By the time I got around to the second component, the chocolate frosting, quite a few of the batch had been happily devoured. But without their proper topping, the naked cupcakes were teetering dangerously on the edge of qualifying as dessert; a more accurate classification would’ve probably been muffins. So on to part two. I was under the erroneous impression that the worst was behind me, and the rest of the recipe would be smooth sailing. Not so much. Five ingredients and five easy steps, I’d be sure to have smooth, thick, chocolate perfection in no time flat, right? Two attempts- reading and re-reading the directions, triple checking the ingredients, being extra careful- no luck. Both times, I ended up with a broken, clumpy, disgusting mess. I tried in two different pots, used two kinds of whisks, and on the 2nd try even sifted the cocoa trying to eliminate the chance of lumps. But the butter, evaporated milk, and cocoa NEVER CAME TOGETHER! No matter how long I stirred (10+ minutes at least), it just refused to cooperate. At first, it turned into a bunch of large dark clumps in what looked like boiling butter… vigorous whisking gave me a bunch of little spotted clumps in butter- but it certainly never became a “dark shiny essence,” as described in the recipe. I was regulating my heat, trying to keep it at a “gentle” boil, but it just WOULD NOT WORK! The 2nd time, I went ahead and continued on to the next step of adding the sugar (despite knowing it was definitely NOT the way it was supposed to be, and sugar wasn’t going to help matters)- and I got a bowl of gray pebbles. It was probably the farthest thing from a thick, smooth frosting that I’ve ever made or seen. Big mess. As you can imagine, by that point I was frustrated, exasperated, and exhausted- so I had to walk away. Again. I know I did something wrong, but I can’t for the life of me figure out what it was! I’ve never made a cooked chocolate frosting, so I’ll admit, it seemed like a foreign process to begin with. I reached out to both Steph and Katie, but neither could solve the mystery of my frosting disaster. I received approval from Katie to utilize a different frosting, and I was relieved that I wouldn’t be wasting additional ingredients, time, and energy on a 3rd try. (If anyone thinks they know the source of the problem, I’d love your advice- as always!)

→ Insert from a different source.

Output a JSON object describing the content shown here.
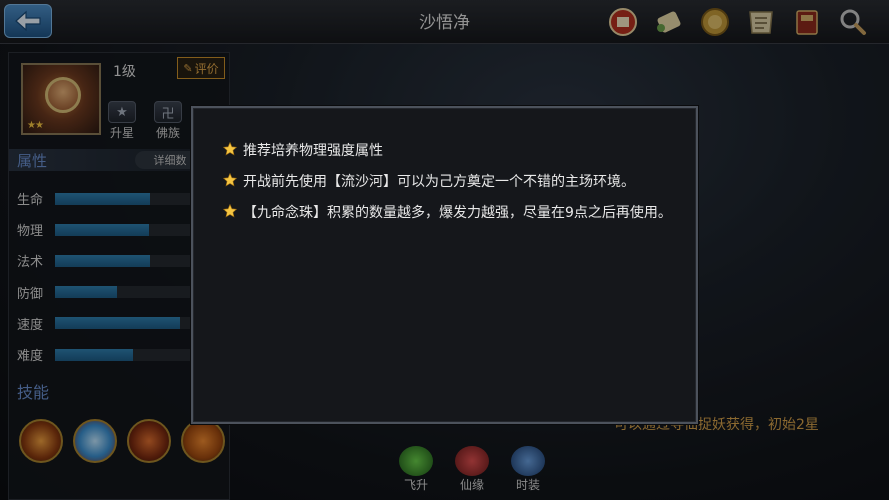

I thought it appropriate to call upon the other cookbook CSB bakes from, Sky High, for my replacement, and settled on the Instant Fudge Frosting. Now this is a recipe I can stand behind, and one that truly deserves the designation of “simplistic.” My dad went so far as to say it was “out-of-this-world.” Sorry Southern Cakes, but when it comes to chocolate frosting, Sky High’s got you beat.
Instant fudge frosting
from Sky High: Irresistible Triple-Layer Cakes by Alisa Huntsman and Peter Wynne
6 oz. unsweetened chocolate, melted and cooled
4 ½ cups confectioner’s sugar
3 sticks unsalted butter, room temperature
6 tablespoons half and half (I used 3 tablespoons heavy cream + 3 tablespoons milk)
1 tablespoon vanilla extract
Place all of the ingredients in a food processor (make sure to use a large one!) and pulse to incorporate. Then process until the frosting is smooth and uniform.
While part of me is embarrassed to admit all my kitchen blunders- (I’m sure this post portrays me as a terrible baker!)- I think it’s important to admit when things go awry. Sometimes it’s just not your day. It’s okay to get discouraged and disappointed, but what matters most is refusing to let those feelings keep you out of the kitchen. My mom made it all worth it when she shared how proud she was that I never gave up or broke down when things didn’t turn out right. That meant more to her than the most perfect batch of cupcakes ever could. What a wonderful mom, huh? She gave me a big hug, and I’m glad in the end, I gave her dessert.